Ricart, a former chairman of the National Automobile Dealers Association, said his group purchased about 100 vehicles off the street in July, up from 12 per month pre-pandemic.

Franchised dealerships that aren’t finding other avenues to acquire inventory could be in trouble, Long said.

If they still source heavily from auctions, there is less clean volume to choose from, he said. And prices are “through the roof” for vehicles that may end up not being something they can recondition and sell at retail for enough profit, Long said.

Dealers have certain channels from which they prefer to source vehicles, much like how folks have a favorite music station, Long said. But sourcing from a healthy mix of channels — not just one avenue like auctions — can ease inventory pains, he added.


Bleaker used-vehicle supply comes as dealers also work to reconcile their operations to a macroeconomic environment characterized by wholesale pricing volatility and demand dampened by higher interest rates.

Sticking to a smaller supply of 30 to 45 days is an increasingly important practice for franchised dealerships as floorplanning expenses have grown, Long said. Dealers want to avoid overstocking used vehicles to minimize the risk of values falling before they can sell them, Ricart said.

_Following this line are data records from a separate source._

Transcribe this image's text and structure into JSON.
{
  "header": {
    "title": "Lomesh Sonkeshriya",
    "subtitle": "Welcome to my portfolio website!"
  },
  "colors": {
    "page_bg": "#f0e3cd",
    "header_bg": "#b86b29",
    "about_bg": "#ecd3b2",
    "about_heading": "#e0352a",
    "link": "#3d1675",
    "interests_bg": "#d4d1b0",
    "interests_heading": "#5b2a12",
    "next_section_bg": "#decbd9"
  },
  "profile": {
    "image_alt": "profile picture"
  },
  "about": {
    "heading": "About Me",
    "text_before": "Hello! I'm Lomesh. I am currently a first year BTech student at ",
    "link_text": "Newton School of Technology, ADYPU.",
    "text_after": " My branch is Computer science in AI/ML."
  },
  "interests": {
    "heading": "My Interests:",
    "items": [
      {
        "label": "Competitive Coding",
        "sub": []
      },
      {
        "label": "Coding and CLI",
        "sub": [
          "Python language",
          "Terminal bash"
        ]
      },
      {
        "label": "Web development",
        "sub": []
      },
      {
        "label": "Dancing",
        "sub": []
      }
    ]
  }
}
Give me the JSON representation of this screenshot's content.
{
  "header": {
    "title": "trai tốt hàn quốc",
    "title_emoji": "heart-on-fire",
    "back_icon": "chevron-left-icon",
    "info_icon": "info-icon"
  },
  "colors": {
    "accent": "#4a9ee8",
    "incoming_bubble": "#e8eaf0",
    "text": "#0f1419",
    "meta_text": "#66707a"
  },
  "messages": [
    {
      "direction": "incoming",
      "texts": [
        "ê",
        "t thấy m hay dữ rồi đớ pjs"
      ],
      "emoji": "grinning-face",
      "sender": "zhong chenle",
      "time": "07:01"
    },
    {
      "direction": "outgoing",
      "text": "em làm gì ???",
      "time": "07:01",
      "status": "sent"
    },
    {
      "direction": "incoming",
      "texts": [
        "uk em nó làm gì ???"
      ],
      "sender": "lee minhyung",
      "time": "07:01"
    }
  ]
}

That mindset has evolved since 2019, when dealers usually kept supply between 60 and 90 days.

“That is not the norm” now, Ricart said. “They’re too expensive.”

Some dealers have slowed their used-vehicle acquisitions because they’re worried about the market constricting, said Stroda, the GM in Kansas.

“As new-inventory volume increases, the used market decreases,” he said. “A lot of people are trying to hedge that by just not even buying used cars.”